Harjo is 67. She doesn’t need this. She has been fighting forever, it seems, returning land to her people, curating museums, advocating for native peoples’ rights almost all her life. Twenty years now she has been coming to these court proceedings, alongside attorneys who work for free because they believe that rich, white owners don’t get to decide what honors or doesn’t honor an ethnic minority.
This was Bruce Allen’s first day in court. This is what he said when asked if the case was really about money:
“You would have to ask the, uh, I think they’re called the plaintiffs in this case, what their motives are.”
Memo to Allen, Daniel Snyder and the gang: The American Indians who feel disparaged by your team’s name aren’t about to open a Redskins store in the foyer of FedEx Field once the team is again stripped of its trademark rights as it was in 1999 before a higher court overturned the decision on appeal.
They have no interest in marketing Robert Griffin III’s jersey or even monetary reparations for the billions made of a red-pigmented man on a helmet or Barcalounger. Harjo, Amanda Blackhorse and the other, uh, plaintiffs just want you to stop calling yourselves Redskins, because it’s a slur.
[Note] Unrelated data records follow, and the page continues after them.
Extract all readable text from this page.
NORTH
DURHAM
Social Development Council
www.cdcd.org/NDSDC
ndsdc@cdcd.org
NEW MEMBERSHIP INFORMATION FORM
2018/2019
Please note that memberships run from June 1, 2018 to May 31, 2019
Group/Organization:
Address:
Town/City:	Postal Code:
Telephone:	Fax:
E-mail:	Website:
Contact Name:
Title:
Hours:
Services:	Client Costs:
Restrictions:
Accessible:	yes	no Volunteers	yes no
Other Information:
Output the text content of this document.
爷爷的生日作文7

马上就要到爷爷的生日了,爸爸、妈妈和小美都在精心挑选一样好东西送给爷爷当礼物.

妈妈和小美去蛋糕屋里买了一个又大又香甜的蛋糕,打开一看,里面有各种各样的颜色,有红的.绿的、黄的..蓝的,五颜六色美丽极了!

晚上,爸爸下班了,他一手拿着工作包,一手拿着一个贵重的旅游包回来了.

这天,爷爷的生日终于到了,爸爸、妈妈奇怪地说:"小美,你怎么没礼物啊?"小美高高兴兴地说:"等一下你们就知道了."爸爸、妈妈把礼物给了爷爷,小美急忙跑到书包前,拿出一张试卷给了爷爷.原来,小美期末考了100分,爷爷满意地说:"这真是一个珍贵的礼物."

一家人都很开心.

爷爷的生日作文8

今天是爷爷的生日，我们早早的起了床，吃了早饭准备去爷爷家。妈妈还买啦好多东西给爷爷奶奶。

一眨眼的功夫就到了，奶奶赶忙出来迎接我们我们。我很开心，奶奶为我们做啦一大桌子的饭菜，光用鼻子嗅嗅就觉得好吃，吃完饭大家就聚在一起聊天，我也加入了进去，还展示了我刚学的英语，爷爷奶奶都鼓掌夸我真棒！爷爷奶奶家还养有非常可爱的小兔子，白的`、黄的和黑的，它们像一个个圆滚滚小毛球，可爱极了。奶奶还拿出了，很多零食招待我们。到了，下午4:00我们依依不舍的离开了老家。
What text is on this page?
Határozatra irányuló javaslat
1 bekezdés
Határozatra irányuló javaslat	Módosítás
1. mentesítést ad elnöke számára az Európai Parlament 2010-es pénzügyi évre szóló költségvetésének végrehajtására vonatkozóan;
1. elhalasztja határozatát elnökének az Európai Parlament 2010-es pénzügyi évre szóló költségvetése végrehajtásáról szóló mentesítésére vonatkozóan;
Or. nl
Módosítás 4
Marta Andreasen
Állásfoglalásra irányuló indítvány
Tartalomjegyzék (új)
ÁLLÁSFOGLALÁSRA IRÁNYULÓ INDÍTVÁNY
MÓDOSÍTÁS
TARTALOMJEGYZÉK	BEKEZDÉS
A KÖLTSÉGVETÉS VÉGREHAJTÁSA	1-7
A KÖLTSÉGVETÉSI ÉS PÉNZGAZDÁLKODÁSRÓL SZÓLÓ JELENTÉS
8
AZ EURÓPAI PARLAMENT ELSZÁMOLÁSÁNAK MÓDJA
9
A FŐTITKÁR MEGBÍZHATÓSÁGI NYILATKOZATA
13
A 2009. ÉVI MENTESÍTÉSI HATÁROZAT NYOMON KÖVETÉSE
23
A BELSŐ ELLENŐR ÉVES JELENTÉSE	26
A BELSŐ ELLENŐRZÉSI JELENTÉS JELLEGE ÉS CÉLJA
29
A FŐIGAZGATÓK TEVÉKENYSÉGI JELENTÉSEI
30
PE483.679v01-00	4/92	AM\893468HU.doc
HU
“In this day and age, could you foresee a team called the Blackskins?” I asked Allen on Thursday. A three-second pause later, he uncomfortably replied, “I . . . I don’t know.”
I’ll help him: No, America wouldn’t stand for a team called the Blackskins — or the Mandingos, the Brothers, the Yellowskins, insert your ethnic minority here.
Allen gave as strong a defense of why this is important to him and the team as he could. But at one juncture he said, “I know there are Native Americans who are very proud of us, who are fans of our football team.” And unfortunately for him that came across like a man accused of racism might resort to the old “Wait, I have black friends.”